Since the Switch was first announced Nintendo fans and industry insiders alike have pondered how the system would do. The company seemed to strike gold with the Wii, but its follow-up, the Wii U could never get over a lackluster release. Many wondered whether lightning would strike again for Nintendo or if the system would continue a slide into irrelevancy in the console market. Well, the first sales numbers are in. It seems like things are looking up for Nintendo in the Switch era!
Two-day sales for the system’s release are said to be the best numbers seen by any console upon immediate release. The NES, SNES, N64, and Wii, all of them have apparently fallen to the Switch. At least, in terms of two-day sales following the release. As of writing Nintendo has yet to release solid numbers. We can only say that it sold better than the Wii, but even in that case we only know that the Wii moved 600,000 consoles within the first 8 days of its launch.
This success has largely been attributed to the strength of the console’s premier launch title, The Legend of Zelda: Breath of the Wild. This game is one of the best received in the franchise’s history. No mean feat, given the fact that the Zelda games have long been one of Nintendo’s most critically acclaimed systems. Breath of the Wild’s sales break a record that has stood for over 20 years, finally outselling Super Mario 64.
Remember, Super Mario 64 came out two decades and three console generations again. It should be noted that the sales numbers this record is based on do not include the sales of games bundled with systems. Therefore, package deals like the Wii U launch title Nintendo Land are not in the running. Still, it’s an amazing accomplishment. It’s important for fans and industry members alike to temper their excitement. These numbers are just for the first two days, and while they represent a triumph a truly successful system requires more sustained growth.
It’s entirely possible that these dramatic figures will represent a peak that will quickly crash down to Wii U levels and put Nintendo back on shaky ground. It’s also possible that sales will continue to go strong as people look forward to upcoming Nintendo titles like Splatoon 2 and Super Mario Odyssey. The hope is that these figures will be encouraging to third party developers who are eying the Switch with a combination of excitement and caution.
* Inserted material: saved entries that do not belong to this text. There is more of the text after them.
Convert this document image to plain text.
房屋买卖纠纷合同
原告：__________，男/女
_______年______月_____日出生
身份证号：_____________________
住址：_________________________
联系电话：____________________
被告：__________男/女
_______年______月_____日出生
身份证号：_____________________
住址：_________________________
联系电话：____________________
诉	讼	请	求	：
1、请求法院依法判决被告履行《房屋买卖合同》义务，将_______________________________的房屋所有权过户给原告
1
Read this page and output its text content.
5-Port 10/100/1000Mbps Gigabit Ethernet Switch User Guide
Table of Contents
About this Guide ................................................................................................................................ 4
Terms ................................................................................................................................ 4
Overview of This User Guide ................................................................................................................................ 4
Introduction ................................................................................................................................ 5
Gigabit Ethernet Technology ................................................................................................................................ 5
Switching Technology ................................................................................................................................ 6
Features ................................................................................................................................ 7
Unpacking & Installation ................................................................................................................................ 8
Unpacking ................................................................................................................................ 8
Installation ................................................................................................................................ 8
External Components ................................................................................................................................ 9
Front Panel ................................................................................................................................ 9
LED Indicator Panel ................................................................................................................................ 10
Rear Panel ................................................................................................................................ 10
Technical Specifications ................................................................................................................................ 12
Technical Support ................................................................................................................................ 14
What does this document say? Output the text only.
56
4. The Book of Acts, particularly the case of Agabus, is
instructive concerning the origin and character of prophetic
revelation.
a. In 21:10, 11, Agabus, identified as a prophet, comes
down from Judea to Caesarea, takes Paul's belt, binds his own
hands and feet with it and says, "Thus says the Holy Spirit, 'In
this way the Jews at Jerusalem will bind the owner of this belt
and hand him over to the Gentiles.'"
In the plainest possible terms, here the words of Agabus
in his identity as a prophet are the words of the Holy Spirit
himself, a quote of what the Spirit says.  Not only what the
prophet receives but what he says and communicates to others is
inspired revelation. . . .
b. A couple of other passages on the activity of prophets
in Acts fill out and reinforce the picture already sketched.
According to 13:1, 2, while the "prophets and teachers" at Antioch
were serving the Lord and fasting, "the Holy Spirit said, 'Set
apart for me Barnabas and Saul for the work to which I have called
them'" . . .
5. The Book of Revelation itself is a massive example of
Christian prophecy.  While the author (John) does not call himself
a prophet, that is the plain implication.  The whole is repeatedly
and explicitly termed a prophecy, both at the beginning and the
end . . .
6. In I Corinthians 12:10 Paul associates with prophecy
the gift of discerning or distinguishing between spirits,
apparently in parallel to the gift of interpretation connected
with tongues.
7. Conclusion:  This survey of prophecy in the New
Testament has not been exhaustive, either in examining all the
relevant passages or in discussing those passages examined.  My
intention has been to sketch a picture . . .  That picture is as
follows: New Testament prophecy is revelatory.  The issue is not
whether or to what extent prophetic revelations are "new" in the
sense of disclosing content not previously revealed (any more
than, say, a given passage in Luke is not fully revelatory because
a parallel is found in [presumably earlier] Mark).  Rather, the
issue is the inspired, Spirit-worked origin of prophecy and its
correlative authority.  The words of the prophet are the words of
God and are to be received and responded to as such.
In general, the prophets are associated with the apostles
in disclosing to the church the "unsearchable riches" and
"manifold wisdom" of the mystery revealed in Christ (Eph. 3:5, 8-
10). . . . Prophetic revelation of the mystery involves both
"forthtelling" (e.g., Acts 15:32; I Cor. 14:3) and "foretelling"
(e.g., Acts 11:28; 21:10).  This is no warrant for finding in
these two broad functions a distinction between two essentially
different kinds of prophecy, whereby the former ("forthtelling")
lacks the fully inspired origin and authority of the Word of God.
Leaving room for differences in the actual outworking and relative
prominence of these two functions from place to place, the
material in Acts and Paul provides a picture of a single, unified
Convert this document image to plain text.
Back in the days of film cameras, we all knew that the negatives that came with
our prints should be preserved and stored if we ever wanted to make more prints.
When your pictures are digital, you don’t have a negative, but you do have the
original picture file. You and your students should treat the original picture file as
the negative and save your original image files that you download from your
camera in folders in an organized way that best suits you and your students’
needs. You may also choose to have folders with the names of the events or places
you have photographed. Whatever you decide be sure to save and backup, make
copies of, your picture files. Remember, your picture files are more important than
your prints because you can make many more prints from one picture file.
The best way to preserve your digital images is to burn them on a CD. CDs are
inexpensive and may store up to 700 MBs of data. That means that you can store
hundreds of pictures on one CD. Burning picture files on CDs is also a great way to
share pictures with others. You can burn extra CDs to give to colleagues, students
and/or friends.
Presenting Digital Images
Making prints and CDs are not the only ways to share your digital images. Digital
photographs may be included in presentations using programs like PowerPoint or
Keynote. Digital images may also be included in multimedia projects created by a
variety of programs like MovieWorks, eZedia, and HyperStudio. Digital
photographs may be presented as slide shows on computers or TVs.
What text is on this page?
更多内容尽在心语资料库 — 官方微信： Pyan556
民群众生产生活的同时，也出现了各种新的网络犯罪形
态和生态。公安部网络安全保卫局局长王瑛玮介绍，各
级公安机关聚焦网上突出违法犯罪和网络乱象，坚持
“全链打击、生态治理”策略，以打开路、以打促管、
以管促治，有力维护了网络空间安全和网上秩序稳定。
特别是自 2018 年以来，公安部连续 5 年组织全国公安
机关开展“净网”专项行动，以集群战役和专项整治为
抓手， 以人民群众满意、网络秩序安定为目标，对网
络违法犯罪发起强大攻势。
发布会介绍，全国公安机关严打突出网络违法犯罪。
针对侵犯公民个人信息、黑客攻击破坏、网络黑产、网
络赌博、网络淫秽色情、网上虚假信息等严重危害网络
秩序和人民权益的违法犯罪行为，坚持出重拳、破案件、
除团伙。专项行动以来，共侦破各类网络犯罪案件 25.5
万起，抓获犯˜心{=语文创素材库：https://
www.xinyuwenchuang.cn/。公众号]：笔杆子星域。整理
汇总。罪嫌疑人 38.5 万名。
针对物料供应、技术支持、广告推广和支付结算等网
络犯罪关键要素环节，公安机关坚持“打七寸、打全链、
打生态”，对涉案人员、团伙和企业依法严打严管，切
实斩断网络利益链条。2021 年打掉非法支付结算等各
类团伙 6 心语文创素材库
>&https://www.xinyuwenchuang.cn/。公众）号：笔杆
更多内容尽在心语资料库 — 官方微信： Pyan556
Nintendo has long suffered from issues in this regard; the number one reason for lackluster Wii U sales was middling third party support. Nintendo has maintained a reputation for releasing fun and innovative games, but it can’t always convince other developers to bring their talents to their systems. This can be explained by the double-edged nature of Nintendo’s console philosophy.
While other console makers approach new systems in the way that computer makers might Nintendo tends to treat its consoles more like toys. They aren’t satisfied with a beefier CPU and improved graphics card, Nintendo tries out new features. The Wii is the system that gave us motion control, and its success in this arena hasn’t been duplicated even as Microsoft and Sony have released their motion control options.
This innovation attracts users to Nintendo platforms but can make third parties wary. Fans of Playstation and Xbox consoles may argue that the systems are drastically different, but a simple look at the controls will show that there is plenty of overlap between the systems. A game that plays well on the latest Xbox will probably play well on the latest Playstation, encouraging developers to ensure that they port their games to both systems.
Things get more complicated with Nintendo systems; it can be difficult to take full advantage of the features these systems are built around and given the consoles’ smaller user share it isn’t always worth the entry price. Part of Nintendo’s current success with the Switch is likely because they recognize the Wii U’s struggles. They have gone out of their way to attract third party developers.
One unique strategy is their indie push, Nintendo wants to be as attractive to indie developers as possible. Just take a look at the release month lineup, which includes indie darlings like The Binding of Isaac: Afterbirth+, I Am Setsuna, and Shovel Knight: Treasure Trove. Nintendo is dedicated to providing Switch owners with the best catalog possible. This can be further seen if you take a look at the list of upcoming games.
Soon gamers will be able to play Stardew Valley, Farming Simulator 18, Minecraft: Switch Edition, and Yooka-Laylee on the Switch. Support from larger companies is still up in the air but the Switch already looks to be a good investment based on the strength of the first party and indie games. No one can say what the ultimate fate of the Switch will be, but it’s safe to say that it is off to a solid start. Nintendo continues to carve out a niche based on the idea that consoles should be more than just gaming PCs that hook up to the TV.
With a range of new features and a focus on local multiplayer, the Switch is a further evolution in Nintendo’s overarching gaming philosophy. As of writing gamers around the world are falling in love with Nintendo magic once more as they dive into the living world of Legend of Zelda: Breath of the Wild. With Mario on his way, it’s easy to imagine the Switch phenomenon continuing to build.